FWIW we are a team of 5 and already find the feature set useful (we're biased, of course). I expect that ~5 is the threshold the organizational and search features become invaluable.
This looks great — can’t want to try it as we grow our team at Mobility. Are there integrations with other work surfaces like GDrive / Notion for deep search retrieval like “What are we working on this week”?
This is in the works. We have a prototype integration with Github that supports the deep search use case you mentioned. My favorite anecdote from this was a few weeks ago I was revisiting some work on transactional support in our controller framework and asked assistant "A few months ago I was working on transaction support and had to revert my change. Can you remind me what happened?" and it spit back my original PR, the reversion, and a deep link into the standup video meeting where we discussed the issue. For me, that was the magic moment where I knew this could be something much more than just a chat client.
Really cool. Awesome product from a solid team!
This is very cool. The summarization feature stands out as my favorite.
Appreciate you reaching out about the summarization feature.
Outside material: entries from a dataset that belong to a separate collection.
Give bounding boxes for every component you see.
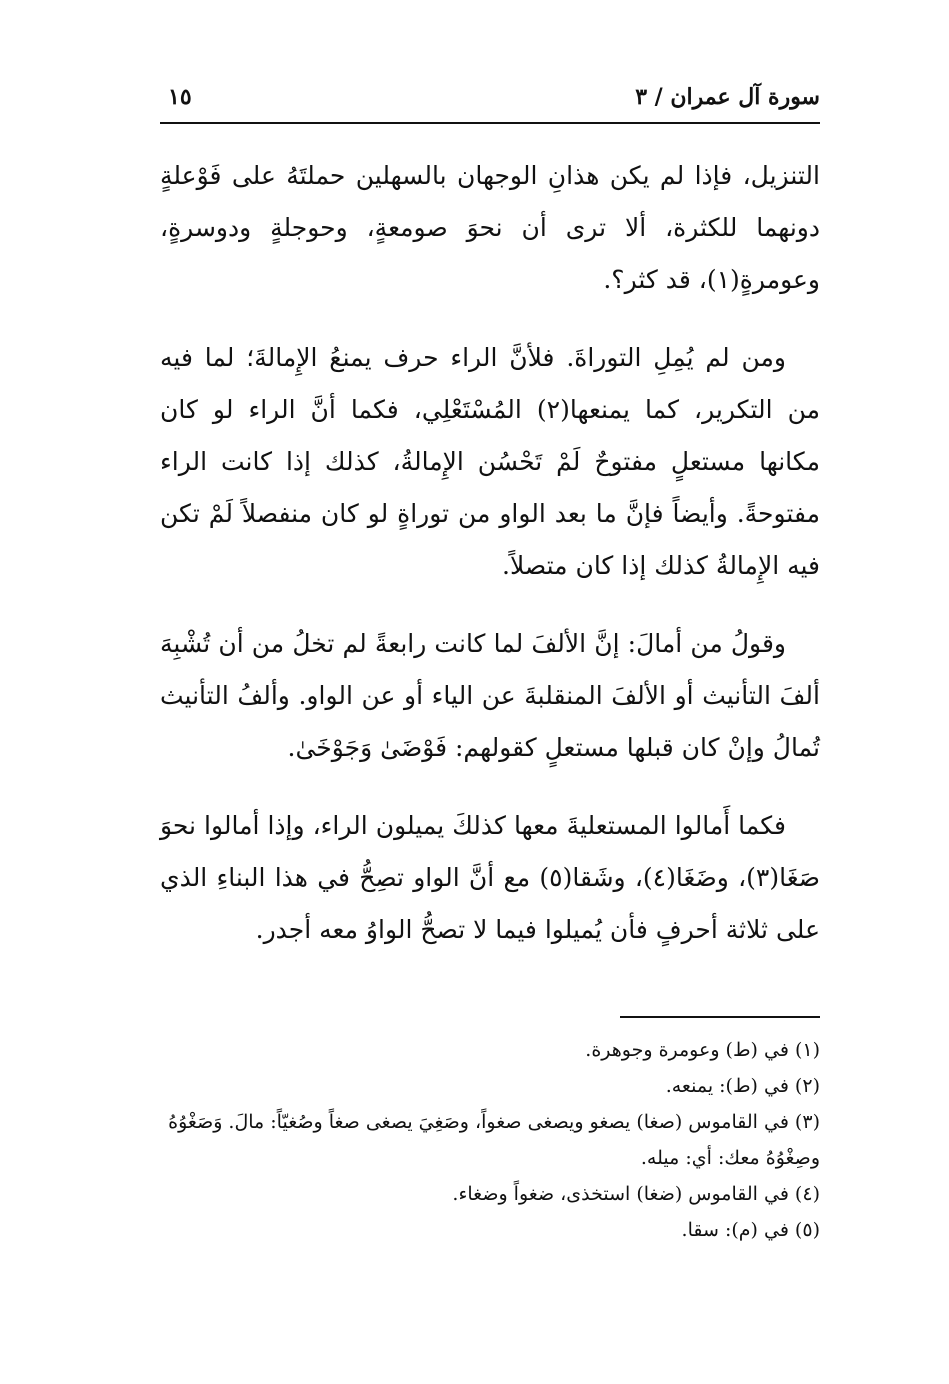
book-page (160, 70, 820, 1370)
surah-title: سورة آل عمران / ٣ (635, 84, 820, 110)
paragraph: ومن لم يُمِلِ التوراةَ. فلأنَّ الراء حرف يمنعُ الإِمالةَ؛ لما فيه من التكرير، كما يمنعها(٢) المُسْتَعْلِي، فكما أنَّ الراء لو كان مكانها مستعلٍ مفتوحٌ لَمْ تَحْسُن الإِمالةُ، كذلك إذا كانت الراء مفتوحةً. وأيضاً فإنَّ ما بعد الواو من توراةٍ لو كان منفصلاً لَمْ تكن فيه الإِمالةُ كذلك إذا كان متصلاً. (160, 343, 820, 580)
main-text (160, 150, 820, 982)
header-divider (160, 122, 820, 124)
footnote: (٢) في (ط): يمنعه. (665, 1075, 820, 1097)
paragraph: فكما أَمالوا المستعليةَ معها كذلكَ يميلون الراء، وإذا أمالوا نحوَ صَغَا(٣)، وضَغَا(٤)، وشَقا(٥) مع أنَّ الواو تصِحُّ في هذا البناءِ الذي على ثلاثة أحرفٍ فأن يُميلوا فيما لا تصحُّ الواوُ معه أجدر. (160, 811, 820, 944)
footnote: (٤) في القاموس (ضغا) استخذى، ضغواً وضغاء. (452, 1183, 820, 1205)
paragraph: وقولُ من أمالَ: إنَّ الألفَ لما كانت رابعةً لم تخلُ من أن تُشْبِهَ ألفَ التأنيث أو الألفَ المنقلبةَ عن الياء أو عن الواو. وألفُ التأنيث تُمالُ وإنْ كان قبلها مستعلٍ كقولهم: فَوْضَىٰ وَجَوْخَىٰ. (160, 629, 820, 762)
footnote: (٣) في القاموس (صغا) يصغو ويصغى صغواً، وصَغِيَ يصغى صغاً وصُغيّاً: مالَ. وَصَغْوُهُ وصِغْوُهُ معك: أي: ميله. (168, 1111, 820, 1169)
page-number: ١٥ (168, 84, 192, 110)
footnote: (١) في (ط) وعومرة وجوهرة. (585, 1039, 820, 1061)
footnote-divider (620, 1016, 820, 1018)
footnotes (160, 1032, 820, 1248)
paragraph: التنزيل، فإذا لم يكن هذانِ الوجهان بالسهلين حملتَهُ على فَوْعلةٍ دونهما للكثرة، ألا ترى أن نحوَ صومعةٍ، وحوجلةٍ ودوسرةٍ، وعومرةٍ(١)، قد كثر؟. (160, 161, 820, 294)
running-header (160, 84, 820, 120)
footnote: (٥) في (م): سقا. (681, 1219, 820, 1241)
Teams have been making use of it to save time. They like jumping directly to key moments of the meeting and also outright skipping meetings.
product looks very cool - it's nice to see a consumer level of polish on a b2b experience
Thanks! We’ve definitely put a lot of thought into making emdash feel smooth, intuitive, and frictionless. We are constantly looking at all the seams where pieces connect and making sure they fit tightly.
We probably over-invested in some details, but we believe those small touches add up, kind of like getting that nice “thunk” when closing a well-built car door. Glad you noticed the polish—it’s something we really care about!
Thanks! One of the benefits of dogfooding our product everyday is that we invest a lot in working out the everyday kinks in addition to the marquee features.
keep it up phil, neville and the team.